By Marc Chandler, Global Head of Currency Strategy, Brown Brothers Harriman
This Great Graphic, we created on Bloomberg, shows the how well the US-Japanese 10-year interest rate differential (yellow line) tracked the dollar’s advance against the yen (bar chart) since the Japanese election was announced in mid-Nov last year.
A divergence opened in April as the US premium fell, but the dollar remained firm. The situation may not clarify itself until after Japan’s Golden Week holiday end early next week.

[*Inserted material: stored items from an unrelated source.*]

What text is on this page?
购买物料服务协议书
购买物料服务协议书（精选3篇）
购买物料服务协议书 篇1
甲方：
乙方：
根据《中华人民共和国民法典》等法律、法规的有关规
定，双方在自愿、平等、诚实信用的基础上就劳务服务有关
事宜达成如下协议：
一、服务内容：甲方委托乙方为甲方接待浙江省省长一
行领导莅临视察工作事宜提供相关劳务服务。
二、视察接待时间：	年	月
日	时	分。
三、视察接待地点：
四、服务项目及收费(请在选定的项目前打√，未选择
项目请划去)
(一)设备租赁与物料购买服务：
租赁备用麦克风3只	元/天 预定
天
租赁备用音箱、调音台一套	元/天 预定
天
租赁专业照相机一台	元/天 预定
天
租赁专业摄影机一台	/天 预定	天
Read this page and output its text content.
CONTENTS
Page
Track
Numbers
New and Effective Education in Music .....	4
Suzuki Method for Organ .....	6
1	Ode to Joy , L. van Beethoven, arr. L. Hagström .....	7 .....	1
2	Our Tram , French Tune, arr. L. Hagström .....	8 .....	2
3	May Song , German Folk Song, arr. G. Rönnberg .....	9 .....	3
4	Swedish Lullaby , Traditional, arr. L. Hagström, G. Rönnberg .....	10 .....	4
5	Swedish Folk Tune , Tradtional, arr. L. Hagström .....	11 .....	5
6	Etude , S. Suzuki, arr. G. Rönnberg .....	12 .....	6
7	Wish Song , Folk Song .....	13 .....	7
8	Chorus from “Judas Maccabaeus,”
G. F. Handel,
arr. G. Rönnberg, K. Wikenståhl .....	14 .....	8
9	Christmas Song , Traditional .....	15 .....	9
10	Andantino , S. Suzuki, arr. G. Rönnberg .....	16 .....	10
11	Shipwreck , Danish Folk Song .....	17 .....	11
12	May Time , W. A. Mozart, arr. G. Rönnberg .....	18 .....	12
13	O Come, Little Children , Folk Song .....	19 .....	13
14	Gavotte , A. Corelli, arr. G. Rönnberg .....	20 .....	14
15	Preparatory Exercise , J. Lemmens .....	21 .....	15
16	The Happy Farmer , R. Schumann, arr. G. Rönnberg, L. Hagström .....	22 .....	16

With poor US economic data, softening inflation, and the Fed still committed to purchases $85 bln of MBS and Treasuries every month, a significant backing up of US interest rates seems unlikely. The 10-year yield may stay below 1.80%, the April high water mark. Evidence that the US economy is slowing, with the risk of a sub-2% pace in Q2, while the core PCE deflator has fallen toward 1% (or lower) and the US 10-year yield can fall toward last year’s low near 1.40%.
For their part, the 10-year JGB yield has steadied in narrow ranges around 60 bp. This is a few basis points above levels that were prevailing when BOJ’s Kuroda unveiled the qualitative and quantitative easing strategy.
After the Golden Week holidays, Japanese institutional investors may begin deploying this year’s investment strategy. However, the idea that the risk-averse investors will be aggressive buyers of US Treasuries and European bonds at or near record lows, with questionable credit quality, is a stretch. While investment outflows may disappoint, inflows may slow as the foreign appetite for Japanese equities wanes after a huge run. Through mid-April, foreign investors have bought nearly $65 bln of Japanese shares.